Joe Cadillic had sent along this item a few days ago, and I am still thinking about it. See what you think. JD Heyes reports, in part:
When does it become illegal for a large technology company to record people?
Building a device with a microphone in it is a pretty big deal; doing so and then somehow neglecting to inform consumers that a mic is included in the device they just bought isn’t an oversight; it’s an intentional act of omission.
Okay, but — is this really even a big deal? Surely Google wouldn’t use its devices to secretly record or eavesdrop on consumers, which is highly illegal in many states, would it?
In a word, yes. As NewsTarget reported back in 2017:
Complaints have been made by users who feel that they are being spied on by Google’s assistant.

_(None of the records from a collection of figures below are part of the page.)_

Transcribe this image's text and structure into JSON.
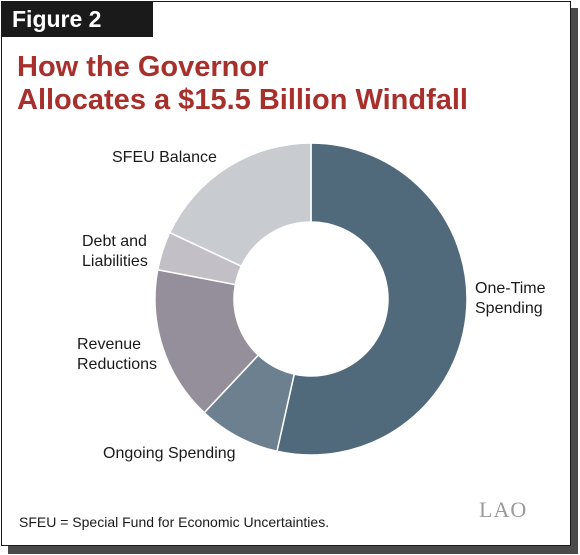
{
  "figure_label": "Figure 2",
  "title_line1": "How the Governor",
  "title_line2": "Allocates a $15.5 Billion Windfall",
  "footnote": "SFEU = Special Fund for Economic Uncertainties.",
  "logo_text": "LAO",
  "chart_data": {
    "type": "pie",
    "subtype": "donut",
    "title": "How the Governor Allocates a $15.5 Billion Windfall",
    "total": 15.5,
    "series": [
      {
        "name": "One-Time Spending",
        "label_lines": [
          "One-Time",
          "Spending"
        ],
        "value": 53.5,
        "color": "#516a7b"
      },
      {
        "name": "Ongoing Spending",
        "label_lines": [
          "Ongoing Spending"
        ],
        "value": 8.5,
        "color": "#6d8090"
      },
      {
        "name": "Revenue Reductions",
        "label_lines": [
          "Revenue",
          "Reductions"
        ],
        "value": 16.0,
        "color": "#958f9b"
      },
      {
        "name": "Debt and Liabilities",
        "label_lines": [
          "Debt and",
          "Liabilities"
        ],
        "value": 4.0,
        "color": "#c3bfc6"
      },
      {
        "name": "SFEU Balance",
        "label_lines": [
          "SFEU Balance"
        ],
        "value": 18.0,
        "color": "#c8ccd1"
      }
    ]
  }
}
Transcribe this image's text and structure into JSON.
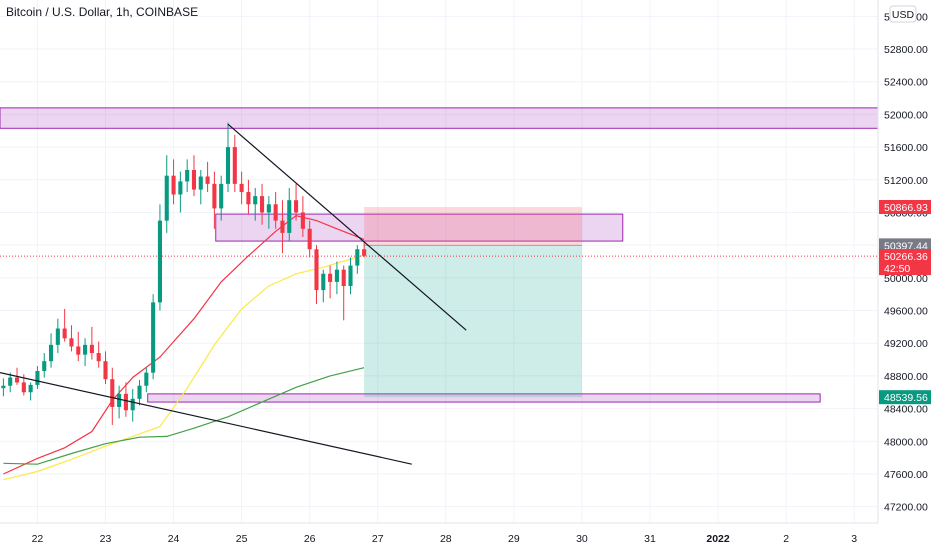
{
  "header": {
    "title": "Bitcoin / U.S. Dollar, 1h, COINBASE",
    "currency_button": "USD"
  },
  "chart_data": {
    "type": "candlestick",
    "title": "Bitcoin / U.S. Dollar, 1h, COINBASE",
    "currency": "USD",
    "y_ticks": [
      "53200.00",
      "52800.00",
      "52400.00",
      "52000.00",
      "51600.00",
      "51200.00",
      "50800.00",
      "50400.00",
      "50000.00",
      "49600.00",
      "49200.00",
      "48800.00",
      "48400.00",
      "48000.00",
      "47600.00",
      "47200.00"
    ],
    "y_tick_values": [
      53200,
      52800,
      52400,
      52000,
      51600,
      51200,
      50800,
      50400,
      50000,
      49600,
      49200,
      48800,
      48400,
      48000,
      47600,
      47200
    ],
    "ylim": [
      47000,
      53400
    ],
    "x_ticks": [
      "22",
      "23",
      "24",
      "25",
      "26",
      "27",
      "28",
      "29",
      "30",
      "31",
      "2022",
      "2",
      "3"
    ],
    "x_tick_days": [
      22,
      23,
      24,
      25,
      26,
      27,
      28,
      29,
      30,
      31,
      32,
      33,
      34
    ],
    "xlim": [
      21.45,
      34.35
    ],
    "grid": true,
    "price_tags": [
      {
        "label": "50866.93",
        "value": 50866.93,
        "color": "#f23645"
      },
      {
        "label": "50397.44",
        "value": 50397.44,
        "color": "#787b86"
      },
      {
        "label": "50266.36",
        "value": 50266.36,
        "color": "#f23645",
        "countdown": "42:50"
      },
      {
        "label": "48539.56",
        "value": 48539.56,
        "color": "#089981"
      }
    ],
    "position": {
      "entry": 50397.44,
      "stop": 50866.93,
      "target": 48539.56,
      "start_day": 26.8,
      "end_day": 30.0,
      "stop_color": "#f7525f",
      "target_color": "#22ab94"
    },
    "zones": [
      {
        "low": 51830,
        "high": 52080,
        "start_day": 21.45,
        "end_day": 34.35
      },
      {
        "low": 50450,
        "high": 50780,
        "start_day": 24.62,
        "end_day": 30.6
      },
      {
        "low": 48480,
        "high": 48580,
        "start_day": 23.62,
        "end_day": 33.5
      }
    ],
    "trendlines": [
      {
        "from": [
          24.8,
          51880
        ],
        "to": [
          28.3,
          49360
        ]
      },
      {
        "from": [
          21.45,
          48840
        ],
        "to": [
          27.5,
          47720
        ]
      }
    ],
    "moving_averages": [
      {
        "color": "#f23645",
        "points": [
          [
            21.5,
            47600
          ],
          [
            22,
            47790
          ],
          [
            22.4,
            47920
          ],
          [
            22.8,
            48120
          ],
          [
            23.1,
            48500
          ],
          [
            23.4,
            48780
          ],
          [
            23.8,
            49030
          ],
          [
            24.3,
            49500
          ],
          [
            24.7,
            49950
          ],
          [
            25.1,
            50270
          ],
          [
            25.5,
            50570
          ],
          [
            25.8,
            50760
          ],
          [
            26.1,
            50700
          ],
          [
            26.4,
            50600
          ],
          [
            26.8,
            50470
          ]
        ]
      },
      {
        "color": "#fbe947",
        "points": [
          [
            21.5,
            47530
          ],
          [
            22,
            47630
          ],
          [
            22.5,
            47780
          ],
          [
            23,
            47940
          ],
          [
            23.5,
            48090
          ],
          [
            23.8,
            48180
          ],
          [
            24.2,
            48650
          ],
          [
            24.6,
            49180
          ],
          [
            25,
            49620
          ],
          [
            25.4,
            49900
          ],
          [
            25.8,
            50050
          ],
          [
            26.2,
            50130
          ],
          [
            26.8,
            50280
          ]
        ]
      },
      {
        "color": "#43a047",
        "points": [
          [
            21.5,
            47730
          ],
          [
            22,
            47720
          ],
          [
            22.5,
            47850
          ],
          [
            23,
            47970
          ],
          [
            23.5,
            48050
          ],
          [
            23.9,
            48060
          ],
          [
            24.3,
            48160
          ],
          [
            24.8,
            48300
          ],
          [
            25.3,
            48480
          ],
          [
            25.8,
            48660
          ],
          [
            26.3,
            48800
          ],
          [
            26.8,
            48900
          ]
        ]
      }
    ],
    "candles": [
      [
        21.5,
        48650,
        48770,
        48550,
        48680
      ],
      [
        21.6,
        48680,
        48840,
        48600,
        48780
      ],
      [
        21.7,
        48780,
        48900,
        48690,
        48720
      ],
      [
        21.8,
        48720,
        48820,
        48560,
        48600
      ],
      [
        21.9,
        48600,
        48720,
        48500,
        48690
      ],
      [
        22.0,
        48690,
        48920,
        48640,
        48860
      ],
      [
        22.1,
        48860,
        49080,
        48780,
        48980
      ],
      [
        22.2,
        48980,
        49320,
        48900,
        49180
      ],
      [
        22.3,
        49180,
        49500,
        49080,
        49380
      ],
      [
        22.4,
        49380,
        49620,
        49220,
        49260
      ],
      [
        22.5,
        49260,
        49420,
        49100,
        49160
      ],
      [
        22.6,
        49160,
        49340,
        48980,
        49060
      ],
      [
        22.7,
        49060,
        49260,
        48920,
        49180
      ],
      [
        22.8,
        49180,
        49400,
        49000,
        49080
      ],
      [
        22.9,
        49080,
        49220,
        48900,
        48980
      ],
      [
        23.0,
        48980,
        49100,
        48700,
        48760
      ],
      [
        23.1,
        48760,
        48900,
        48200,
        48420
      ],
      [
        23.2,
        48420,
        48680,
        48280,
        48580
      ],
      [
        23.3,
        48580,
        48720,
        48300,
        48380
      ],
      [
        23.4,
        48380,
        48640,
        48240,
        48520
      ],
      [
        23.5,
        48520,
        48750,
        48440,
        48680
      ],
      [
        23.6,
        48680,
        48900,
        48600,
        48840
      ],
      [
        23.7,
        48840,
        49800,
        48760,
        49700
      ],
      [
        23.8,
        49700,
        50900,
        49600,
        50700
      ],
      [
        23.9,
        50700,
        51500,
        50550,
        51250
      ],
      [
        24.0,
        51250,
        51450,
        50900,
        51020
      ],
      [
        24.1,
        51020,
        51300,
        50800,
        51180
      ],
      [
        24.2,
        51180,
        51450,
        51050,
        51320
      ],
      [
        24.3,
        51320,
        51500,
        51000,
        51080
      ],
      [
        24.4,
        51080,
        51320,
        50900,
        51240
      ],
      [
        24.5,
        51240,
        51420,
        51050,
        51150
      ],
      [
        24.6,
        51150,
        51300,
        50600,
        50850
      ],
      [
        24.7,
        50850,
        51250,
        50700,
        51150
      ],
      [
        24.8,
        51150,
        51900,
        51050,
        51600
      ],
      [
        24.9,
        51600,
        51750,
        51050,
        51150
      ],
      [
        25.0,
        51150,
        51300,
        50900,
        51050
      ],
      [
        25.1,
        51050,
        51200,
        50780,
        50900
      ],
      [
        25.2,
        50900,
        51100,
        50700,
        51000
      ],
      [
        25.3,
        51000,
        51150,
        50650,
        50800
      ],
      [
        25.4,
        50800,
        51000,
        50600,
        50900
      ],
      [
        25.5,
        50900,
        51050,
        50600,
        50700
      ],
      [
        25.6,
        50700,
        50950,
        50300,
        50550
      ],
      [
        25.7,
        50550,
        51100,
        50450,
        50950
      ],
      [
        25.8,
        50950,
        51150,
        50700,
        50800
      ],
      [
        25.9,
        50800,
        51000,
        50500,
        50600
      ],
      [
        26.0,
        50600,
        50700,
        50250,
        50350
      ],
      [
        26.1,
        50350,
        50400,
        49680,
        49850
      ],
      [
        26.2,
        49850,
        50100,
        49700,
        50050
      ],
      [
        26.3,
        50050,
        50150,
        49750,
        49950
      ],
      [
        26.4,
        49950,
        50200,
        49800,
        50100
      ],
      [
        26.5,
        50100,
        50150,
        49480,
        49900
      ],
      [
        26.6,
        49900,
        50250,
        49800,
        50150
      ],
      [
        26.7,
        50150,
        50400,
        50050,
        50350
      ],
      [
        26.8,
        50350,
        50450,
        50250,
        50270
      ]
    ]
  }
}
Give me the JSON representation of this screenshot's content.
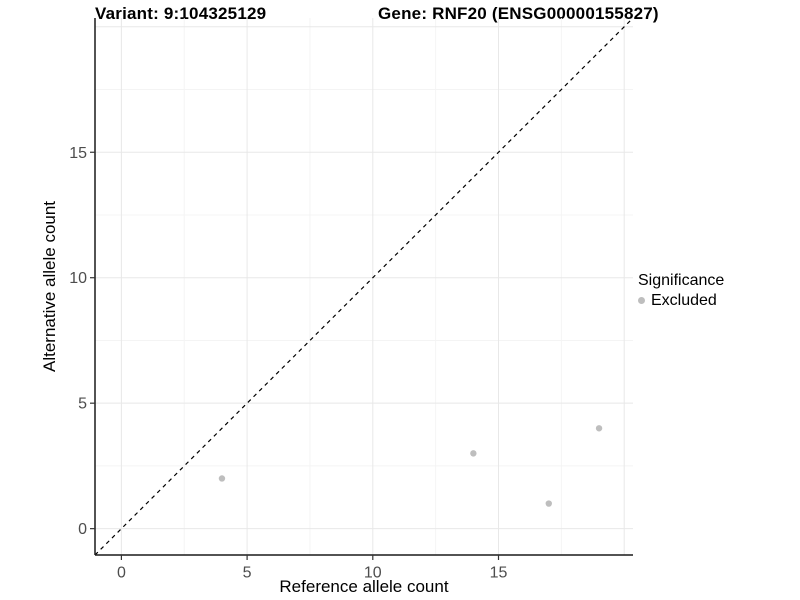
{
  "chart_data": {
    "type": "scatter",
    "titles": {
      "left": "Variant: 9:104325129",
      "right": "Gene: RNF20 (ENSG00000155827)"
    },
    "xlabel": "Reference allele count",
    "ylabel": "Alternative allele count",
    "xlim": [
      -1.05,
      20.35
    ],
    "ylim": [
      -1.05,
      20.35
    ],
    "x_ticks": [
      0,
      5,
      10,
      15
    ],
    "y_ticks": [
      0,
      5,
      10,
      15
    ],
    "grid": {
      "major": [
        0,
        5,
        10,
        15,
        20
      ],
      "minor": [
        2.5,
        7.5,
        12.5,
        17.5
      ],
      "color_major": "#e8e8e8",
      "color_minor": "#f4f4f4"
    },
    "series": [
      {
        "name": "Excluded",
        "color": "#bebebe",
        "point_radius": 3.2,
        "points": [
          [
            4,
            2
          ],
          [
            14,
            3
          ],
          [
            17,
            1
          ],
          [
            19,
            4
          ]
        ]
      }
    ],
    "reference_line": {
      "type": "identity",
      "style": "dashed",
      "color": "#000000",
      "from": [
        -1.05,
        -1.05
      ],
      "to": [
        20.35,
        20.35
      ]
    },
    "legend": {
      "title": "Significance",
      "position": "right",
      "items": [
        {
          "label": "Excluded",
          "color": "#bebebe"
        }
      ]
    },
    "style": {
      "axis_line_color": "#1a1a1a",
      "tick_color": "#333333",
      "tick_label_color": "#4d4d4d",
      "axis_title_color": "#000000",
      "background": "#ffffff"
    }
  }
}
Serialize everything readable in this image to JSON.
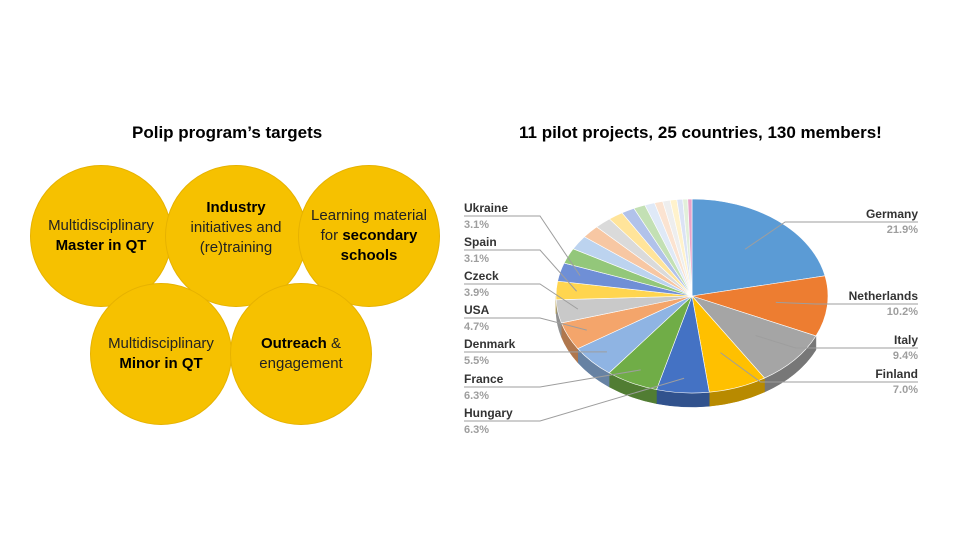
{
  "left": {
    "title": "Polip program’s targets",
    "circles": {
      "master": {
        "line1": "Multidisciplinary",
        "bold": "Master in QT"
      },
      "industry": {
        "bold": "Industry",
        "line2": "initiatives and",
        "line3": "(re)training"
      },
      "learning": {
        "line1": "Learning material",
        "pre": "for ",
        "bold1": "secondary",
        "bold2": "schools"
      },
      "minor": {
        "line1": "Multidisciplinary",
        "bold": "Minor in QT"
      },
      "outreach": {
        "bold": "Outreach",
        "rest": " &",
        "line2": "engagement"
      }
    },
    "circle_color": "#f6c100"
  },
  "chart_data": {
    "type": "pie",
    "title": "11 pilot projects, 25 countries, 130 members!",
    "slices": [
      {
        "label": "Germany",
        "value": 21.9,
        "display": "21.9%",
        "color": "#5b9bd5"
      },
      {
        "label": "Netherlands",
        "value": 10.2,
        "display": "10.2%",
        "color": "#ed7d31"
      },
      {
        "label": "Italy",
        "value": 9.4,
        "display": "9.4%",
        "color": "#a5a5a5"
      },
      {
        "label": "Finland",
        "value": 7.0,
        "display": "7.0%",
        "color": "#ffc000"
      },
      {
        "label": "",
        "value": 6.3,
        "display": "",
        "color": "#4472c4"
      },
      {
        "label": "",
        "value": 6.3,
        "display": "",
        "color": "#70ad47"
      },
      {
        "label": "",
        "value": 5.5,
        "display": "",
        "color": "#8fb4e3"
      },
      {
        "label": "",
        "value": 4.7,
        "display": "",
        "color": "#f4a56b"
      },
      {
        "label": "",
        "value": 3.9,
        "display": "",
        "color": "#c9c9c9"
      },
      {
        "label": "",
        "value": 3.1,
        "display": "",
        "color": "#ffd54f"
      },
      {
        "label": "",
        "value": 3.1,
        "display": "",
        "color": "#6f8fd6"
      },
      {
        "label": "",
        "value": 2.6,
        "display": "",
        "color": "#93c77a"
      },
      {
        "label": "",
        "value": 2.4,
        "display": "",
        "color": "#bcd3ef"
      },
      {
        "label": "",
        "value": 2.2,
        "display": "",
        "color": "#f7c7a3"
      },
      {
        "label": "",
        "value": 2.0,
        "display": "",
        "color": "#dadada"
      },
      {
        "label": "",
        "value": 1.8,
        "display": "",
        "color": "#ffe49a"
      },
      {
        "label": "",
        "value": 1.6,
        "display": "",
        "color": "#b1c2ea"
      },
      {
        "label": "",
        "value": 1.4,
        "display": "",
        "color": "#c3e0b4"
      },
      {
        "label": "",
        "value": 1.2,
        "display": "",
        "color": "#dfe9f7"
      },
      {
        "label": "",
        "value": 1.0,
        "display": "",
        "color": "#fbe3d1"
      },
      {
        "label": "",
        "value": 0.9,
        "display": "",
        "color": "#eeeeee"
      },
      {
        "label": "",
        "value": 0.8,
        "display": "",
        "color": "#fff2cc"
      },
      {
        "label": "",
        "value": 0.7,
        "display": "",
        "color": "#dbe3f5"
      },
      {
        "label": "",
        "value": 0.6,
        "display": "",
        "color": "#e2efda"
      },
      {
        "label": "",
        "value": 0.5,
        "display": "",
        "color": "#e9a3c9"
      }
    ],
    "left_labels": [
      {
        "label": "Ukraine",
        "display": "3.1%"
      },
      {
        "label": "Spain",
        "display": "3.1%"
      },
      {
        "label": "Czeck",
        "display": "3.9%"
      },
      {
        "label": "USA",
        "display": "4.7%"
      },
      {
        "label": "Denmark",
        "display": "5.5%"
      },
      {
        "label": "France",
        "display": "6.3%"
      },
      {
        "label": "Hungary",
        "display": "6.3%"
      }
    ],
    "right_labels": [
      {
        "label": "Germany",
        "display": "21.9%"
      },
      {
        "label": "Netherlands",
        "display": "10.2%"
      },
      {
        "label": "Italy",
        "display": "9.4%"
      },
      {
        "label": "Finland",
        "display": "7.0%"
      }
    ]
  }
}
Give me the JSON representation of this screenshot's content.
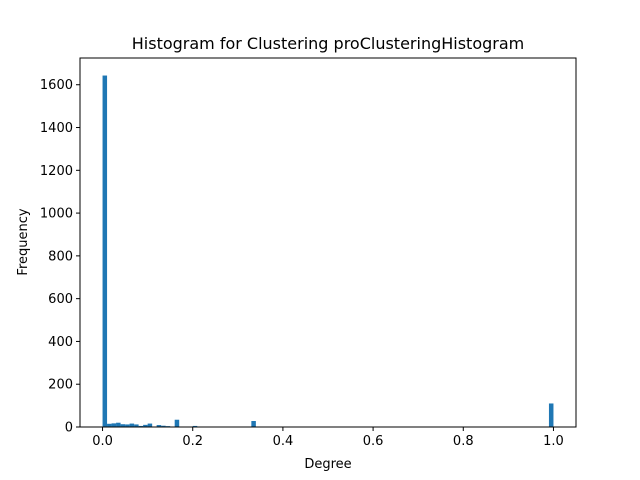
{
  "chart_data": {
    "type": "bar",
    "title": "Histogram for Clustering proClusteringHistogram",
    "xlabel": "Degree",
    "ylabel": "Frequency",
    "xlim": [
      -0.05,
      1.05
    ],
    "ylim": [
      0,
      1725
    ],
    "xticks": [
      0.0,
      0.2,
      0.4,
      0.6,
      0.8,
      1.0
    ],
    "xtick_labels": [
      "0.0",
      "0.2",
      "0.4",
      "0.6",
      "0.8",
      "1.0"
    ],
    "yticks": [
      0,
      200,
      400,
      600,
      800,
      1000,
      1200,
      1400,
      1600
    ],
    "ytick_labels": [
      "0",
      "200",
      "400",
      "600",
      "800",
      "1000",
      "1200",
      "1400",
      "1600"
    ],
    "bin_width": 0.01,
    "color": "#1f77b4",
    "grid": false,
    "bins": [
      {
        "x": 0.0,
        "value": 1643
      },
      {
        "x": 0.01,
        "value": 15
      },
      {
        "x": 0.02,
        "value": 17
      },
      {
        "x": 0.03,
        "value": 20
      },
      {
        "x": 0.04,
        "value": 13
      },
      {
        "x": 0.05,
        "value": 12
      },
      {
        "x": 0.06,
        "value": 16
      },
      {
        "x": 0.07,
        "value": 12
      },
      {
        "x": 0.08,
        "value": 5
      },
      {
        "x": 0.09,
        "value": 10
      },
      {
        "x": 0.1,
        "value": 16
      },
      {
        "x": 0.12,
        "value": 9
      },
      {
        "x": 0.13,
        "value": 6
      },
      {
        "x": 0.14,
        "value": 4
      },
      {
        "x": 0.16,
        "value": 34
      },
      {
        "x": 0.2,
        "value": 5
      },
      {
        "x": 0.33,
        "value": 28
      },
      {
        "x": 0.99,
        "value": 110
      }
    ]
  }
}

One instance is when Google’s assistant picked up the conversation between one man and his friend, and even recorded the code to his backdoor security. Another example is when a different individual was cursing at something, without him noticing that he was being recorded.
In 11 states, this kind of recording is highly illegal. So-called “two-party states” require the consent of both parties in phone calls and other electronic communications before they can be recorded legally. They are California, Connecticut, Florida, Illinois, Maryland, Massachusetts, Montana, New Hampshire, Pennsylvania, and Washington.
Other states are “one-party” states where only one person or party need know the recording is taking place. The question is, in states where consent from both is required, why aren’t the tech giants facing any legal repercussions for stealing consumer data via voice recording?